= Annie Brewster =

Nurse

Annie Brewster (1858 – 11 February 1902) worked as a nurse at the London Hospital from 1881 to 1902 and was one of the first Afro-Caribbean nurses to have been identified as working in Britain during this period.

== Early life ==
Annie Catherine Brewster was born on the island of Saint Vincent in the Caribbean in 1858. Her father, Pharour Chaderton Brewster, was a wealthy merchant from Barbados who settled in South London in the 1860s with his family, including Annie and her younger sister, Laura.

== Nursing career ==
In 1881 Annie Brewster entered the London Hospital as a probationer (or trainee) nurse and was appointed to the hospital's nursing staff in 1884. She was promoted to nurse in charge of the Ophthalmic Wards in 1888. Brewster became known as "Nurse Ophthalmic" because of her work with elderly patients who were losing their sight.

== Death ==
Annie died aged 43 after an emergency operation in the London Hospital on 11 February 1902. She was buried the City of London Cemetery in Newham, London. The matron of the London Hospital, Eva Luckes, wrote of Brewster that: "She had spent the best and happiest years of her life at the London Hospital. She was with us for just over 20 years, nearly 14 of which had been spent as the nurse in charge of the Ophthalmic Wards. With her quick intelligence she became very skilful in the treatment of 'eyes' and her kindness to the poor old people who passed through her hands during this period was unwearied. Hospital friends mourn her loss and keep her in affectionate remembrance."

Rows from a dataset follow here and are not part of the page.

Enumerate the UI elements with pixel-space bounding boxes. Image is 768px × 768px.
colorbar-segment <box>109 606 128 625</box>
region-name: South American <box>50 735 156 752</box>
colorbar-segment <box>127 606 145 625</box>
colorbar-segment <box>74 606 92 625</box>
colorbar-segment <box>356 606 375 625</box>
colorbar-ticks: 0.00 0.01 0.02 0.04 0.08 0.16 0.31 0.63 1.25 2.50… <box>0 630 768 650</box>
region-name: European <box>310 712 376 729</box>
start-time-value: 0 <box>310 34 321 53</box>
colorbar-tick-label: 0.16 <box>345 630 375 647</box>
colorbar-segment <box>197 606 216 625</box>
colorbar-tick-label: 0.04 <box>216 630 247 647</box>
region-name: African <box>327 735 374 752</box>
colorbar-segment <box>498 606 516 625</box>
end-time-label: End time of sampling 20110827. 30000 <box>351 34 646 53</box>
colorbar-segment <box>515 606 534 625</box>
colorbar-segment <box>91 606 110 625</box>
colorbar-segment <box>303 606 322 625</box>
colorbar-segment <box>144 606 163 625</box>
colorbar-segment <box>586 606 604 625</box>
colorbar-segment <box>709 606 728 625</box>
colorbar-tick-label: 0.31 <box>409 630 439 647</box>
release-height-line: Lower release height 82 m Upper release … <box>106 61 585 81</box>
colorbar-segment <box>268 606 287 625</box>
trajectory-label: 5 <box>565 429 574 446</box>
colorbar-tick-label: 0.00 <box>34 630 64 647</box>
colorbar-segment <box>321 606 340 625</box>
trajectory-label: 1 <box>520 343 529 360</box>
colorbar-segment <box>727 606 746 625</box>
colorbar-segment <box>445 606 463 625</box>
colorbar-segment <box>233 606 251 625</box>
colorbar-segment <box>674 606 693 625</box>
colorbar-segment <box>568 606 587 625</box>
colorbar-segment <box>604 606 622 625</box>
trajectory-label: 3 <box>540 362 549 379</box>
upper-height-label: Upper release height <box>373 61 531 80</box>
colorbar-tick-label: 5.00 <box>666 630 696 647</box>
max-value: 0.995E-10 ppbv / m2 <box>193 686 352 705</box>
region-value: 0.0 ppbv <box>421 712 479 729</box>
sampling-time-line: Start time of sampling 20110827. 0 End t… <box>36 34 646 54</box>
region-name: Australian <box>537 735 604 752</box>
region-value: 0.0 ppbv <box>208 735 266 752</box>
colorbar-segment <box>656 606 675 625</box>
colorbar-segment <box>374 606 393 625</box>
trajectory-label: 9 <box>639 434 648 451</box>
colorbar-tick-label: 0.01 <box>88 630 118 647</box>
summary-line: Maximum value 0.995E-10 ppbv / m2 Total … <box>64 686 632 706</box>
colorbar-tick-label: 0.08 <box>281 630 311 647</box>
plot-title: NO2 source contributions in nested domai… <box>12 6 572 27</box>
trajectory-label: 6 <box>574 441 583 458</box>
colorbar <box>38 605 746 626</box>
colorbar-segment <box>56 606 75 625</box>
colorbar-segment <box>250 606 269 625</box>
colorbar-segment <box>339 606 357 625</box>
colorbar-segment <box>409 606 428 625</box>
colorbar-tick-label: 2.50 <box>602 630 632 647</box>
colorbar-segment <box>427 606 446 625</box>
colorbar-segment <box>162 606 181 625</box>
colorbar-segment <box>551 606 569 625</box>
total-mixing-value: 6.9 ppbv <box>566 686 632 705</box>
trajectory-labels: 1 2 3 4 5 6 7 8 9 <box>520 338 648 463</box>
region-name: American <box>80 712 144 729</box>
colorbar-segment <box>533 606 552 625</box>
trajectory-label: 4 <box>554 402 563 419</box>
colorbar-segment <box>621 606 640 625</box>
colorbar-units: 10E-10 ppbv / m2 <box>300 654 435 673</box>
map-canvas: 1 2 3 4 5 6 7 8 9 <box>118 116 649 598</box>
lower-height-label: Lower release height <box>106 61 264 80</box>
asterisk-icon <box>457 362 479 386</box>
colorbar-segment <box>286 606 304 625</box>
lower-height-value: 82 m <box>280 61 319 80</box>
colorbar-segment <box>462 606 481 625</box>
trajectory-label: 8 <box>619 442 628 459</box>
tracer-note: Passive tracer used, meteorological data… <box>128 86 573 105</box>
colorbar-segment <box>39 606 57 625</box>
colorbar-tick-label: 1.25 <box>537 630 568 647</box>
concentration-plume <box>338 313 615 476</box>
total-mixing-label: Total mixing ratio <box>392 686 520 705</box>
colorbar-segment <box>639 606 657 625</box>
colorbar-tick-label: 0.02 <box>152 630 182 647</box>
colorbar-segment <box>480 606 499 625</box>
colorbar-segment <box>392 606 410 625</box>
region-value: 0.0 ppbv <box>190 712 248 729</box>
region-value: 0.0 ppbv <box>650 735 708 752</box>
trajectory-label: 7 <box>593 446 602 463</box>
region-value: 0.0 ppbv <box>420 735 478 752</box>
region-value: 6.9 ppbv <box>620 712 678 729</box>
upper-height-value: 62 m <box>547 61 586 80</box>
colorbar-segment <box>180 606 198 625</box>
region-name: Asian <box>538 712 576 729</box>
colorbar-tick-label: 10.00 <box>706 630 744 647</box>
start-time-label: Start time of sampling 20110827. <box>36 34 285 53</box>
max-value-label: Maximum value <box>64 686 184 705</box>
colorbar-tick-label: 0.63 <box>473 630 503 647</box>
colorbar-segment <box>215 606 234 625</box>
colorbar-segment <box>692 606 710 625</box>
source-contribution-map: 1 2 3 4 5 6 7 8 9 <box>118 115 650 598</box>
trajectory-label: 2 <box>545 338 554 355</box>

On 17 November 2018, Annie Brewster was one of a number of figures whose photographs were projected onto the facade of the former Royal London Hospital building in Whitechapel to mark the 70th anniversary of the NHS.

In 2019 the historian Stephen Bourne searched for and rediscovered the forgotten grave of Annie Brewster in the City of London Cemetery. In 2021 his entry for Annie Brewster was published in the Oxford Dictionary of National Biography.